夏别枝看得叹为观止,从浴桶里站了起来,拿过干燥的布巾擦干净身体:“墨团儿,你心真大,我好羡慕你。唉,我要是能和你一样没心没肺地活着就好了。”
“说起来,我一直想问你为什么总想跑出去呢?他们不是说你明日大喜,应该就是指你会那什么到侯府去的意思吧,那等到明天你就可以出去了呀。”
夏别枝套上干净的里衣,钻进了被子里,沉闷的声音从被子里传了出来:“如果真的有明天就好了。”
墨团跳上床,长长的身体蜷缩成一个圈:“什么意思?”
夏别枝隔着被子感受到墨团的重量和体温,就像个秤砣一样,把被子的缝隙压得死死的,她又要喘不上气了。
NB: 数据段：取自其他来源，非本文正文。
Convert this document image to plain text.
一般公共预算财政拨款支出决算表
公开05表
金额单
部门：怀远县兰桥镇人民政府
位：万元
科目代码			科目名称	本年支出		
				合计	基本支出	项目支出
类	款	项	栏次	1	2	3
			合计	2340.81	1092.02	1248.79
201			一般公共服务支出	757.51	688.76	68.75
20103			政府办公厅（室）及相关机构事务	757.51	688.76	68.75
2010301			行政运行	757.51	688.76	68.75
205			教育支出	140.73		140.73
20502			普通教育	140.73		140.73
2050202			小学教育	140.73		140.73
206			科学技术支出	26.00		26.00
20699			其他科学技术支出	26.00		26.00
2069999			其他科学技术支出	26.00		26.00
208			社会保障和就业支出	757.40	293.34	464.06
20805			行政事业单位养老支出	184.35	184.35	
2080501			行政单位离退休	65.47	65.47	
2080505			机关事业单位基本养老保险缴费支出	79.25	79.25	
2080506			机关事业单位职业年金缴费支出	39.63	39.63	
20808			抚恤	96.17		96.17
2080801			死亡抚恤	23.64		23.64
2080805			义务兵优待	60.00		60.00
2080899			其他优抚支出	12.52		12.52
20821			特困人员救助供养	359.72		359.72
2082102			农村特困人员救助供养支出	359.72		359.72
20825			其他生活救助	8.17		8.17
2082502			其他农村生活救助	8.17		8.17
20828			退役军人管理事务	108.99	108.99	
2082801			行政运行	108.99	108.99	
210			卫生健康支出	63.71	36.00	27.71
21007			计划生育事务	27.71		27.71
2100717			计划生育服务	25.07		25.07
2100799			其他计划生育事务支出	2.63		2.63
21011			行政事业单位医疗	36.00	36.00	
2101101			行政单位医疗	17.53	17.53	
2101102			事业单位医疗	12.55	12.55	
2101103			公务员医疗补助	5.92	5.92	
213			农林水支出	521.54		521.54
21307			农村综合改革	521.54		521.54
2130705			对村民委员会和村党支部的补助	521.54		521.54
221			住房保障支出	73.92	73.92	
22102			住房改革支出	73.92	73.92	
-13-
“明天,到底是今天的延续,还是新的一天呢?墨团,你觉得昨天和今天有什么区别?”
墨团看着从被子里探出脑袋的夏别枝,她的眼瞳中清晰地倒映着自己收缩的竖瞳,而那股独属于夏别枝的绝望情绪却从她的眼瞳中弥散到了它的竖瞳里。
两只眼睛好像重叠在了一起。
“让我想想。”
它昨天在窗下晒太阳,今天却没有,还被迫沾上讨厌的水洗了个澡。
哦,对,它还会说话了。
这算区别吗?
墨团刚想回答,却听见夏别枝说:“昨日和今日没有任何变化,我依旧被困在屋子里,如果我出不去,那我的明天永远不会到来。”
墨团听得直晃脑袋,什么今日明日的,听得它头昏脑涨:“那你就出去,我帮你。”
“墨团儿~可是那得等到晚上,你现在还只是一只小猫咪。”
夏别枝感动地把墨团抱了起来,手还不老实地揉搓着墨团肥嫩的肚腩。
墨团一脸严肃地看着房门上它比划的高度:“小猫咪?你不是总说我比普通的猫要大很多吗?”
“话是这么说,但你……”
夏别枝在脑海里把墨团和拎着两个大木桶的婆子放在一起比对了一番,不禁摇了摇头:“不行,那个婆子太强壮了,就算我们两个加起来也斗不过她。”